Hank signed up for a psychological rehabilitation course, three hours a day of sitting with a state-appointed therapist in a group of other inmates convicted of violent offences. They talked about their backgrounds — their families, their neighborhoods, their schools. Conversations came haltingly. Some days they didn’t come at all.  

When others spoke, there were things Hank got from listening. Some had terrible things done to them when they were little, or else they saw terrible things done to others, and it changed the way he looked at them, made them seem more human, more like him. Whatever part of the city they grew up in, whatever their skin color or background, they were all just different shards of the same broken thing.

Finally, Hank talked about Carla, and it surprised him when one of the other guys said, “You didn’t deserve the way she treated you. I’m not saying what you did was right, but that wasn’t a way for anyone to act, man or woman.” 

It felt strange to hear. Hadn’t he failed to be the man she needed? Wasn’t that why she did those things? It didn’t make sense to him, but Hank listened anyway. 

Their therapist tried to teach them new ways of expressing their emotions verbally instead of physically. Hank learned how to have a conversation with himself inside his head and to ask what he would get out of doing whatever it was he felt like he needed to do. Will this action help take me where I want to be? He’d always thought talking to yourself made you crazy, but apparently it was a way to stay sane.

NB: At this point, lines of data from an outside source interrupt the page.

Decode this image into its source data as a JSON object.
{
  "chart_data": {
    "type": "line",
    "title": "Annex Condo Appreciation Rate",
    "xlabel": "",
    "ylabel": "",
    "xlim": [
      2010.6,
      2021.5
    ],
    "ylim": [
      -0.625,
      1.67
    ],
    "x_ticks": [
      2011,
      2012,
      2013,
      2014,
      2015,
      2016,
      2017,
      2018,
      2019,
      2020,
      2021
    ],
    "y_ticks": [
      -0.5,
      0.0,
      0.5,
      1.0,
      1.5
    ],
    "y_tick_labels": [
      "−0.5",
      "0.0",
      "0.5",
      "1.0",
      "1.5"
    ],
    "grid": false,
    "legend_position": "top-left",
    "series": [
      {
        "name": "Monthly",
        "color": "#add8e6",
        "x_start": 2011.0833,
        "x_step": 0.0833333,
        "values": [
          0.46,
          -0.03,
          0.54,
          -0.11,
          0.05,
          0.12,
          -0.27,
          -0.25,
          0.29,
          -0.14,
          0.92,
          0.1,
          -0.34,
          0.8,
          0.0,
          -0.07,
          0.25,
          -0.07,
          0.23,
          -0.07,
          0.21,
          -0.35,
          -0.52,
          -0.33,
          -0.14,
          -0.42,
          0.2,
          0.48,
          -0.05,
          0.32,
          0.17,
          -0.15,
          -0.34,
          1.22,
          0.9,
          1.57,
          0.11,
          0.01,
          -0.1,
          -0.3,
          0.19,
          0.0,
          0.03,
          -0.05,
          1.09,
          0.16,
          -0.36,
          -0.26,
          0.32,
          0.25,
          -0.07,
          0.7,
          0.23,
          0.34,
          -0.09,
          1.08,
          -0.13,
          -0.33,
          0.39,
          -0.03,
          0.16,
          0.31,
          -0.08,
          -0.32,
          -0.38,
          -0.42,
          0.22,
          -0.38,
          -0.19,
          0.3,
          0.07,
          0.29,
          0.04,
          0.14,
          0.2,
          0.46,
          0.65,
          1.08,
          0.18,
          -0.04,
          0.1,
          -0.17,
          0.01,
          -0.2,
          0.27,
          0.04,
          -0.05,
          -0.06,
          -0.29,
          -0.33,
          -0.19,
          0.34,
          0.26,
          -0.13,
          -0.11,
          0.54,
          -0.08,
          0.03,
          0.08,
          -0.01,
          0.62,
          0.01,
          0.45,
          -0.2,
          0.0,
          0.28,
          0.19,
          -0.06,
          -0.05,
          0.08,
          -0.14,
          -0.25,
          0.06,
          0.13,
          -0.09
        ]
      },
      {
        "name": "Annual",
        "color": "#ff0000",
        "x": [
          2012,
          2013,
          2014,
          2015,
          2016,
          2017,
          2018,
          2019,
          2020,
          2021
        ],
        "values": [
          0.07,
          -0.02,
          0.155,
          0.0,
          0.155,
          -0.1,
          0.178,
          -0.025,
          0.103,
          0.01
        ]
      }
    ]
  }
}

Hank completed six months of rehabilitation therapy. Then he went back in for another six as mentor for the next batch. By the end, it was like his head was clearer. Maybe he wasn’t the same dumb animal he had been when he entered. Maybe this was what the Crimson Wraith had wanted for him.

In his last three years of incarceration, Hank got a job in the laundry room, which put a little money in his pocket but also just gave him something to do. He never had been a reader before, but there wasn’t anything else to occupy him most days, so he read a bit here and there, books like The Mark of Zorro, The Adventures of Robin Hood, and a cowboy story by Louis L’Amour called Sackett. He didn’t think any of that made him any smarter, but it helped the time go by.

And eventually, his time ended. The guards came to tell him he would be going out into the world once more. 

Five years gone, and in all that time, only once did he hear from anybody from the outside, a letter from his father during his very first week, saying how ashamed his family was that he had turned into a killer, how he was no longer their son and no longer welcome there, so don’t even bother ever trying to contact them in future. 

No one came to meet Hank when the prison gates opened to release him. So, he started walking down the street with only the clothes he came in wearing and, in his pocket, a little piece of paper that he’d written a note to himself on in therapy — Whatever it takes.